Overall, Bay’s fundamental requirements for the foundation and operation of an international terrorist movement seem to me to be met by feminism. Certainly the antagonisms are there, at least among the hard core. The fact that feminists have not been blowing up buildings and assassinating politicians appears to be at odds with the criteria. Sure, the opponents of feminism have committed a few murders at abortion clinics — what, two or three? But that seems to have ended the madness, and Gloria Steinem does not need the security required by Ayaan Hirsi Ali. Why is that? Well, people just don’t have the stomach to be all that violent in Western Civilization’s cultural civil war, and that may be due to our fundamental commitment to the rights of the indvidual — which is totally lacking in Islam.
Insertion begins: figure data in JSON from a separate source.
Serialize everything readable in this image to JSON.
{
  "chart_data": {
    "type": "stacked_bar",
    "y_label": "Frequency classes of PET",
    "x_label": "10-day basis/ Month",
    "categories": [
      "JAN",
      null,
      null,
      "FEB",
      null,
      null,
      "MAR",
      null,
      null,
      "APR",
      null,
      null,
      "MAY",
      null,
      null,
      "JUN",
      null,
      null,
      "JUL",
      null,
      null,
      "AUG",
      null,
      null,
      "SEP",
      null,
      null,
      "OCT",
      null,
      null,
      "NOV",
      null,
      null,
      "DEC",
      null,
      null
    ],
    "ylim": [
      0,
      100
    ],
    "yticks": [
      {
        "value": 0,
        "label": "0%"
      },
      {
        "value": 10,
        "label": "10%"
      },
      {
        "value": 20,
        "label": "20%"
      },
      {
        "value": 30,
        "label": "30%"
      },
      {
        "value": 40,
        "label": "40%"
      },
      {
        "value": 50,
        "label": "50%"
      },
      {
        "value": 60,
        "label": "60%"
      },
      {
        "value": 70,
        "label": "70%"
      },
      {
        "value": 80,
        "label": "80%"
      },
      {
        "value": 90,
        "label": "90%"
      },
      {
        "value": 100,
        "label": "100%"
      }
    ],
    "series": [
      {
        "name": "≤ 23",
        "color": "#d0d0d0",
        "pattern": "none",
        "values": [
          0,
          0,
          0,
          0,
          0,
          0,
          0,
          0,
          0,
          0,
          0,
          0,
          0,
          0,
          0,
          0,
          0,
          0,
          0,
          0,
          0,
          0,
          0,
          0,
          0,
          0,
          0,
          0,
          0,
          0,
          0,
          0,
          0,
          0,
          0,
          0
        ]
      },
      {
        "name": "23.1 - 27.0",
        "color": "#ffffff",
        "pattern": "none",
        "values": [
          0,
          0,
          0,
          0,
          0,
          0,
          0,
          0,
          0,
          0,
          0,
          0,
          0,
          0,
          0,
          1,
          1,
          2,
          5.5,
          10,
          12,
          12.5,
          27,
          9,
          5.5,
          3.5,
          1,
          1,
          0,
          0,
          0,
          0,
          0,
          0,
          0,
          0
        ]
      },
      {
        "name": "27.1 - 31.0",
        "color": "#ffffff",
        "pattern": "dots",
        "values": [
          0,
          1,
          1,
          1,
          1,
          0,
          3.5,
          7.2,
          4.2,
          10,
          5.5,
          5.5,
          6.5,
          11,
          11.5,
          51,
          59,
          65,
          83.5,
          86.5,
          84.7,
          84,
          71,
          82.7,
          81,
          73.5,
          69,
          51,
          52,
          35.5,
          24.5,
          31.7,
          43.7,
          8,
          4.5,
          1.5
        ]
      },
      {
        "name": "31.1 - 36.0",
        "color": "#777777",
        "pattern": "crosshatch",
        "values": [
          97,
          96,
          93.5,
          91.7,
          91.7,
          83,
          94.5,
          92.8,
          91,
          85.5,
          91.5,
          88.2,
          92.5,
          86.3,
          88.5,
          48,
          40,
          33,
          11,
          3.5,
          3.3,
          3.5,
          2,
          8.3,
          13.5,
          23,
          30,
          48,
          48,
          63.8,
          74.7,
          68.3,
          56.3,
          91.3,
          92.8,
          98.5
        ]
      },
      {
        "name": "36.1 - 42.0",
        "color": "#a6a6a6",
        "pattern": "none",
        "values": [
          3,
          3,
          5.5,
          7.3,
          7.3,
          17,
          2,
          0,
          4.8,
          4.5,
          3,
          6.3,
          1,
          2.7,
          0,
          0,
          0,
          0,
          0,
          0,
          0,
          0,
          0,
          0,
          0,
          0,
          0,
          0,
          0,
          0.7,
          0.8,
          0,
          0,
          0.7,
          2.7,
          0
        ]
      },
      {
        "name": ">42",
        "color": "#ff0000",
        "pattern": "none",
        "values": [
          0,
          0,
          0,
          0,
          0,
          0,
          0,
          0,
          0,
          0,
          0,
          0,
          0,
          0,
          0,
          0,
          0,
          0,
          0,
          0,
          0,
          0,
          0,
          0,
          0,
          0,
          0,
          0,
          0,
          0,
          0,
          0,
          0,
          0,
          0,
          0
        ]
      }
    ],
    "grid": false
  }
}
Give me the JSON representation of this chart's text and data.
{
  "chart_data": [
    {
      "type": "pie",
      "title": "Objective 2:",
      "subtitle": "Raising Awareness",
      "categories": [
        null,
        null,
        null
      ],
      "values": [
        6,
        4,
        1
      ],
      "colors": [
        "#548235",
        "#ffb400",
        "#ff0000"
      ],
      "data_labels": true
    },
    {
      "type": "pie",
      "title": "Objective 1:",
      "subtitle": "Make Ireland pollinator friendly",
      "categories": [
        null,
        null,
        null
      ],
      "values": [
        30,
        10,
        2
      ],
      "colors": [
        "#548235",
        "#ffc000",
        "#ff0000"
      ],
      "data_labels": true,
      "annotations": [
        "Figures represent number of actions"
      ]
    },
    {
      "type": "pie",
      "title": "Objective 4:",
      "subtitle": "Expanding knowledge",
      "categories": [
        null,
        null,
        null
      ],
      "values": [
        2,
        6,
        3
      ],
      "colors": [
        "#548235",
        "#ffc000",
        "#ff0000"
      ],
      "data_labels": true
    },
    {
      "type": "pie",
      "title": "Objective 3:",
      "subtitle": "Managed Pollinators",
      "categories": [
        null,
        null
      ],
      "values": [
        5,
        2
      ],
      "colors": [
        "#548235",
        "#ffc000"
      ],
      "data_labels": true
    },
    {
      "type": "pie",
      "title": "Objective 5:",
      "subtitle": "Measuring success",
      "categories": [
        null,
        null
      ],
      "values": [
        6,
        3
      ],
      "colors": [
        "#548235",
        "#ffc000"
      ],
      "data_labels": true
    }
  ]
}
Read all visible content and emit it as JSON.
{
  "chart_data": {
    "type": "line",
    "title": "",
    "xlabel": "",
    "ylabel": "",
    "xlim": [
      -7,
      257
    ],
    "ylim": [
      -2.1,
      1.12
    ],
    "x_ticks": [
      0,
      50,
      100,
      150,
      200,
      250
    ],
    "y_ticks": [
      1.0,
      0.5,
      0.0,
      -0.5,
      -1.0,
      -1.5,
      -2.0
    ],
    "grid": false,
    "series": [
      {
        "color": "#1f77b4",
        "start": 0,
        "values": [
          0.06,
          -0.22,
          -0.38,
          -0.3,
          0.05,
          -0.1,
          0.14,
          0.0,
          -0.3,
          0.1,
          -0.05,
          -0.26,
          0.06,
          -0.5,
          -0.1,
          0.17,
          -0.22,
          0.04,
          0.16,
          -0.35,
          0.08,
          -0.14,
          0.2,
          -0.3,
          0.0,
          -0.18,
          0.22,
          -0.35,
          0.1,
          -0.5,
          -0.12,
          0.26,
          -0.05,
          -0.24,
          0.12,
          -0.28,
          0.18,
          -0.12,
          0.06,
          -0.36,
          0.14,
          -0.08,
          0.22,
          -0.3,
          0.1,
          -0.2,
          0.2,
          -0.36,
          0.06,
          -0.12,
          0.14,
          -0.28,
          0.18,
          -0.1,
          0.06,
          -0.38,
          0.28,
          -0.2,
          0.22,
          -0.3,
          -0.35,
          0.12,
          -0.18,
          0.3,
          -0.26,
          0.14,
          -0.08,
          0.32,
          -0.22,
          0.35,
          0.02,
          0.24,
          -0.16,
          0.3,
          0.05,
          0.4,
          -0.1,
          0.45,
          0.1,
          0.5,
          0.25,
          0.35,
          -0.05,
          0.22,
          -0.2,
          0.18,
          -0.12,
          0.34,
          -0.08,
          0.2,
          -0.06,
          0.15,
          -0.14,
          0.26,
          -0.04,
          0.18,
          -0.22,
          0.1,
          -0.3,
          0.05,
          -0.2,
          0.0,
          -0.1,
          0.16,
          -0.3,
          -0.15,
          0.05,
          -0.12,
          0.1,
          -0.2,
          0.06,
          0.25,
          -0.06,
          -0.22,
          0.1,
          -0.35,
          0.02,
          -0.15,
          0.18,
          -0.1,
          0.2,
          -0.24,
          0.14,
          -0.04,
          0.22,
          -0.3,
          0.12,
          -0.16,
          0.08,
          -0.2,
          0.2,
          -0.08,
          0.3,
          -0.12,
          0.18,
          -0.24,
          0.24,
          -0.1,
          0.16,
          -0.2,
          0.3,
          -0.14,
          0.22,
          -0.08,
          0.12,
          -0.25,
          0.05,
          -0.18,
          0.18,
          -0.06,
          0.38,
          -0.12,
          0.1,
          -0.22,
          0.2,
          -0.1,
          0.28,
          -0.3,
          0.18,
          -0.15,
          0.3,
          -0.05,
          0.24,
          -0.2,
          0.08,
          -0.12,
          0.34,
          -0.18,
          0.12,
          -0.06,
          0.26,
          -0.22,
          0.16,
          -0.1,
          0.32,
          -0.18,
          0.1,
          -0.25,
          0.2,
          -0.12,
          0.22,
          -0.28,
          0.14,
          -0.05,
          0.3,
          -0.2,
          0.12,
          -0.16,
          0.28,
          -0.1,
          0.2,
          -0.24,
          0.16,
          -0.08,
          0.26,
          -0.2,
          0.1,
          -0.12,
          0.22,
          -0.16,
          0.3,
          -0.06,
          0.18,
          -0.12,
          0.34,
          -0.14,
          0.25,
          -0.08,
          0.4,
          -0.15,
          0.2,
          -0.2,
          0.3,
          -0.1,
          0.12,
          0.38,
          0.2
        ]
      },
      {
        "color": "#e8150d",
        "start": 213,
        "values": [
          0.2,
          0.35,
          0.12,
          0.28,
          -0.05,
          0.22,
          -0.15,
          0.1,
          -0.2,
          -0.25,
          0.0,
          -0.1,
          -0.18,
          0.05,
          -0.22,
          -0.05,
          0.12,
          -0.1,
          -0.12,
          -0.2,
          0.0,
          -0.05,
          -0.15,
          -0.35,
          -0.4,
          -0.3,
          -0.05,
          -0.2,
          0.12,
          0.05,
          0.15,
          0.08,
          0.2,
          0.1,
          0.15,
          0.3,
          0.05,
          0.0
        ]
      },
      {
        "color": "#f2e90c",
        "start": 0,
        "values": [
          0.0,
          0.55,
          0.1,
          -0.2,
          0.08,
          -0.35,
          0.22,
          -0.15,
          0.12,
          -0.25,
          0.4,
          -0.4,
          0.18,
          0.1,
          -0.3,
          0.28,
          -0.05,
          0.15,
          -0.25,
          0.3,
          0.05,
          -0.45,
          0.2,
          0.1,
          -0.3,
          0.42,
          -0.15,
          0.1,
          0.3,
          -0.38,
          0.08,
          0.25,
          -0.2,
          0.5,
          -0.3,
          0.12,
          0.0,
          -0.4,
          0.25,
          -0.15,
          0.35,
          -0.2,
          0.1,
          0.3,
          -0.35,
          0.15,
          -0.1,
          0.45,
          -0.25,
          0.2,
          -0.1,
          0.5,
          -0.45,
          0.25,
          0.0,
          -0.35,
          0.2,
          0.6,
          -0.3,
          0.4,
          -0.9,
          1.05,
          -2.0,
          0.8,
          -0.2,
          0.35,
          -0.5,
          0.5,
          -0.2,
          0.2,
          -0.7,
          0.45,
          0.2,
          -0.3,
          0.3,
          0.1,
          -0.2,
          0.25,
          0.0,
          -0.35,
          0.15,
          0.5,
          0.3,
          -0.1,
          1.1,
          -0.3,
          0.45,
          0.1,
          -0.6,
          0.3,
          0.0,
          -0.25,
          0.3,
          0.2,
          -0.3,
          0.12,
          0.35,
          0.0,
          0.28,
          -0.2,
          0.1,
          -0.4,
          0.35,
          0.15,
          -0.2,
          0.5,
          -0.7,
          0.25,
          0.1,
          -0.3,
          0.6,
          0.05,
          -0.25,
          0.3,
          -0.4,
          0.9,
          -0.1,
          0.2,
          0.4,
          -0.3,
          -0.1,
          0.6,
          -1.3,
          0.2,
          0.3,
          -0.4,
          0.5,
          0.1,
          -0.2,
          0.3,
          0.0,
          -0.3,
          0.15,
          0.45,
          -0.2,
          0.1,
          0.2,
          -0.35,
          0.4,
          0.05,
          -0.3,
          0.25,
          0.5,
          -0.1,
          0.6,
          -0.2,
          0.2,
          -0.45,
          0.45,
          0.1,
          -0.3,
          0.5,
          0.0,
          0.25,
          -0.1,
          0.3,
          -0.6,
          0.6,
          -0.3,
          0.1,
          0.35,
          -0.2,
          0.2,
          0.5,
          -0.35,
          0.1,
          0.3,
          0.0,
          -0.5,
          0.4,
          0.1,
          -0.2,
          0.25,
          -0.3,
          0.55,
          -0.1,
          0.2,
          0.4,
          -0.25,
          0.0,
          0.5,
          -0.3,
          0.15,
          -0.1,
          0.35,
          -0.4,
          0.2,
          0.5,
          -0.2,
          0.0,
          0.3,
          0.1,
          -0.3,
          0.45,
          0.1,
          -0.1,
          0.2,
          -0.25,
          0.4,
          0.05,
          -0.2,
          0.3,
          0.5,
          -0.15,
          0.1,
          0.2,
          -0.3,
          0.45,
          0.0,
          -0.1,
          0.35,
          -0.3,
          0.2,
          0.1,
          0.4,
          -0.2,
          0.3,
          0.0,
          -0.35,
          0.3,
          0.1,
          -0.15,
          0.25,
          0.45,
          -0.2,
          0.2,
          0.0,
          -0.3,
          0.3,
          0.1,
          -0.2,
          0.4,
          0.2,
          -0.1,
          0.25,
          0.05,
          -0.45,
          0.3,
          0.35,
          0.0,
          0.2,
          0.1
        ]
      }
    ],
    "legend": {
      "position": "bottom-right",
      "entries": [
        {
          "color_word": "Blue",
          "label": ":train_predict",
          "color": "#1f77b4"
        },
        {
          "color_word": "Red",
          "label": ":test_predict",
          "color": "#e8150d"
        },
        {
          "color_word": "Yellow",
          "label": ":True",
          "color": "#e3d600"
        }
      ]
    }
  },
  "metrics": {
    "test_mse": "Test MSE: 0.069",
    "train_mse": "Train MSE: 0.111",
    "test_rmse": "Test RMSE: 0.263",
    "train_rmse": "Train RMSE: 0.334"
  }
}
This is not a definitive critique of Bay’s list, just a suggestion that faith is a driving force that is given short shrift on that list, and that the underlying values of the culture have been ignored. Values, or ethics, have a lot to do with how far people are willing to go, and a quick perusal of the Koran will make clear that the concepts of right and wrong found in those pages are extraordinarily dangerous to non-Muslims, as long as Muslims don’t ignore those bloodthirsty commandments of God. Christians and Jews do ignore large sections of the Bible, which is why those religions are as peaceful as they are: people have lost faith. They just don’t believe that when, for example, God commanded death for adulterers, it was a mandate that applies to us today.
I suggest that the list be reformulated in accord with this prediction: until Islam evolves as Christianity and Judaism have, we will have to face Islamic terrorists. They are a special case. Give it about 600 years, and things may calm down.